Generally, however, the alcohol contained within hand sanitiser has been treated to be denatured – or unfit for human consumption. As such, it does not attract excise duty and is able to be manufactured and imported without attracting taxes.
The need for vastly increased manufacturing of hand sanitiser has, however, attracted government intervention in some countries. In the United States, for example, the Food and Drug Administration put out guidance making clear tax-free ethanol was allowable for use in hand sanitiser, provided it was denatured.
The United States’ Tax and Trade Bureau also relaxed some requirements related to the usage of alcohol for the purpose of use in hand sanitisers.
In the UK, similar guidance was released by Her Majesty’s Revenue and Customers (HMRC), noting alcohol that had been denatured and was designed for use in hand sanitiser did not attract excise duty.
There remain exceptions, however, for when the product is used in care homes or hospitals, when untreated duty-free spirits may still be used. However, any manufacturer who wants to do this needs to have HMRC approval, unless they are already licensed as a distiller or gin manufacturer.

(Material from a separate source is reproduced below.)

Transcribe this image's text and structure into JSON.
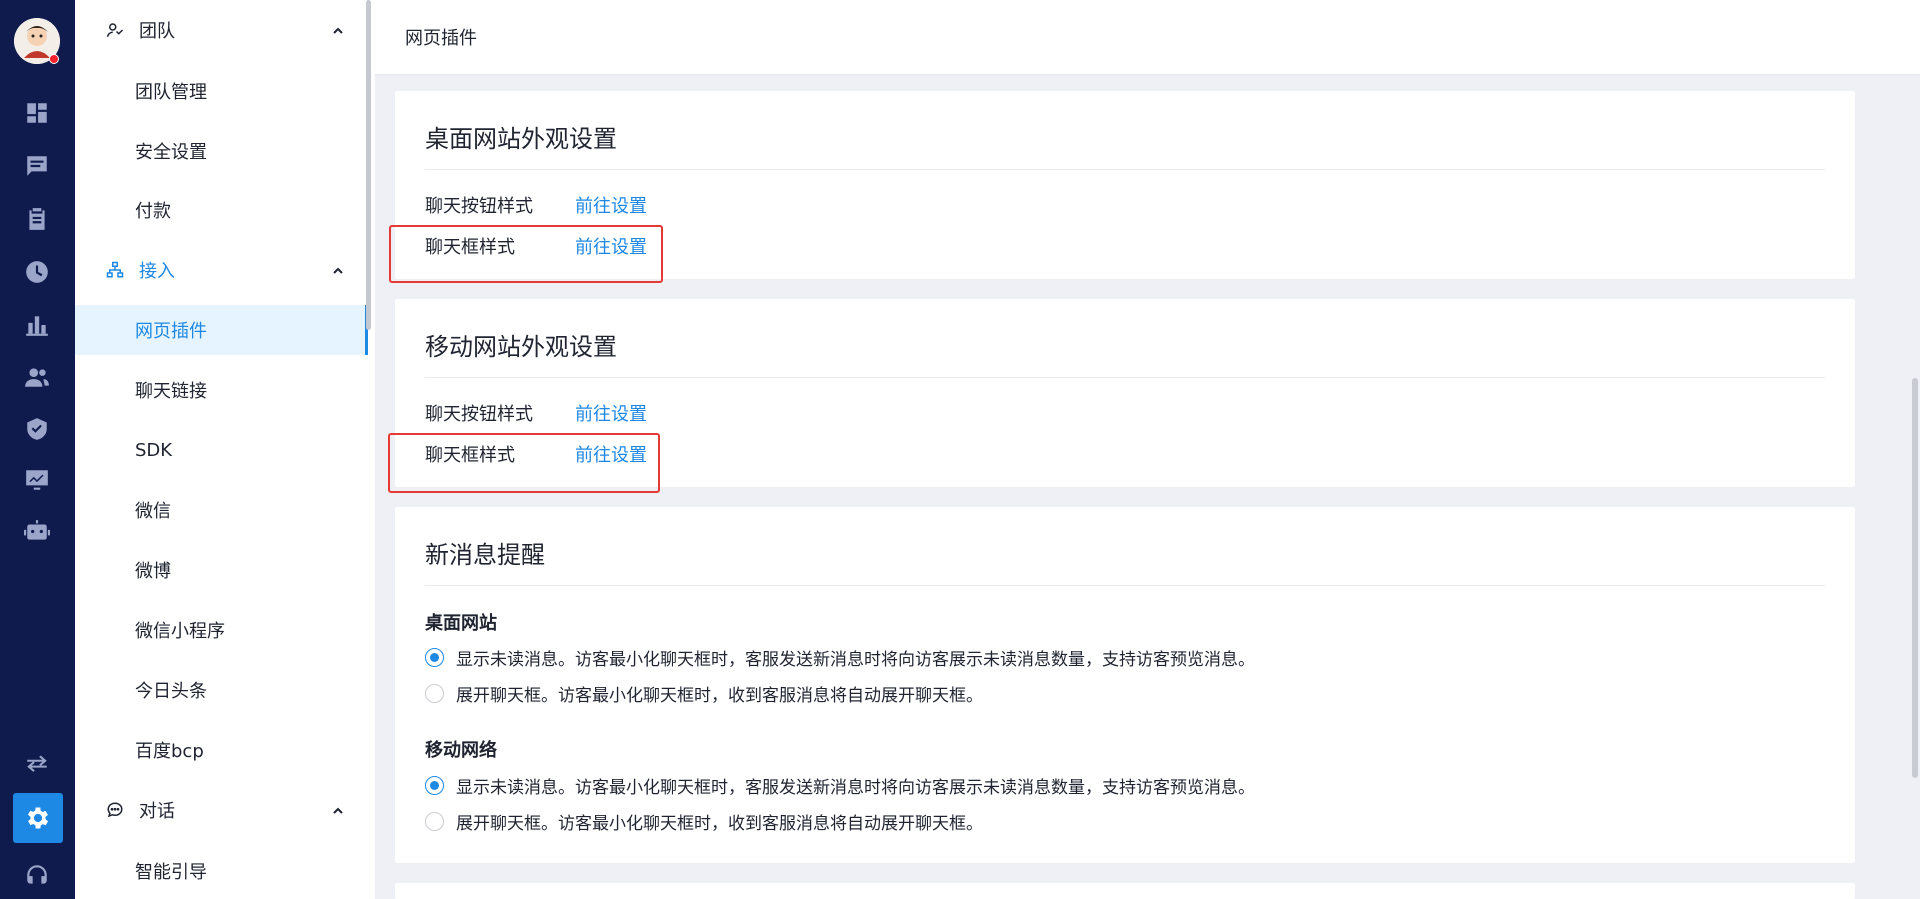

In New Zealand, hand sanitiser production comes under the Cosmetics Products standards, which outline restrictions to usage given the alcohol content. The Government also has restrictions around decanting the product as it contains ingredients that can cause harm if absorbed, particularly in children.
What happens with excise duty if you store products in bonded warehouses?
Bonded warehouses are commonly used throughout the developed world for the importing of goods that attract an excise duty, like alcohol.
The bonded warehouse offers a site in which the products can be stored, or undergo further manufacturing, without becoming liable for excise duty. The duty is applied when the products are moved from the bonded warehouse. This can create efficiencies for the goods, as they are able to be moved closer to their final destination, while payment of the applicable duty is postponed until they are finally shipped to the customer.
In New Zealand these are referred to as Customers-Controlled Areas, or CCAs. Manufacturers who operate CCAs need a license to do so, and are then able to store excisable items. It is also possible to move products between CCAs without attracting duty, although permission is required first.
- Read more: What is a Bonded Warehouse?
Excise duty and inventory management
Use of bonded warehouses or CCAs can create some complications for inventory management and the payment of excise duty.
If manufacturers decide to take advantage of bonded warehouses, it will be important to have inventory management systems in place that are able to accurately calculate the excise duty payable when inventory is shifted.
Manufacturers will likely want software or systems that can accurately capture the duties due on the excisable product as it is shifted to its final destination. This will require the analysis of physical inventory, customer orders, the movement of product, and any impact of third parties or subcontractors.
Any system will also need to track consignment, to ensure the manufacturer can assess demand and understand when to increase or decrease inventory supplies in the bonded warehouse. Given the financial benefits of using such warehouses, these systems can have a significant impact on the bottom line.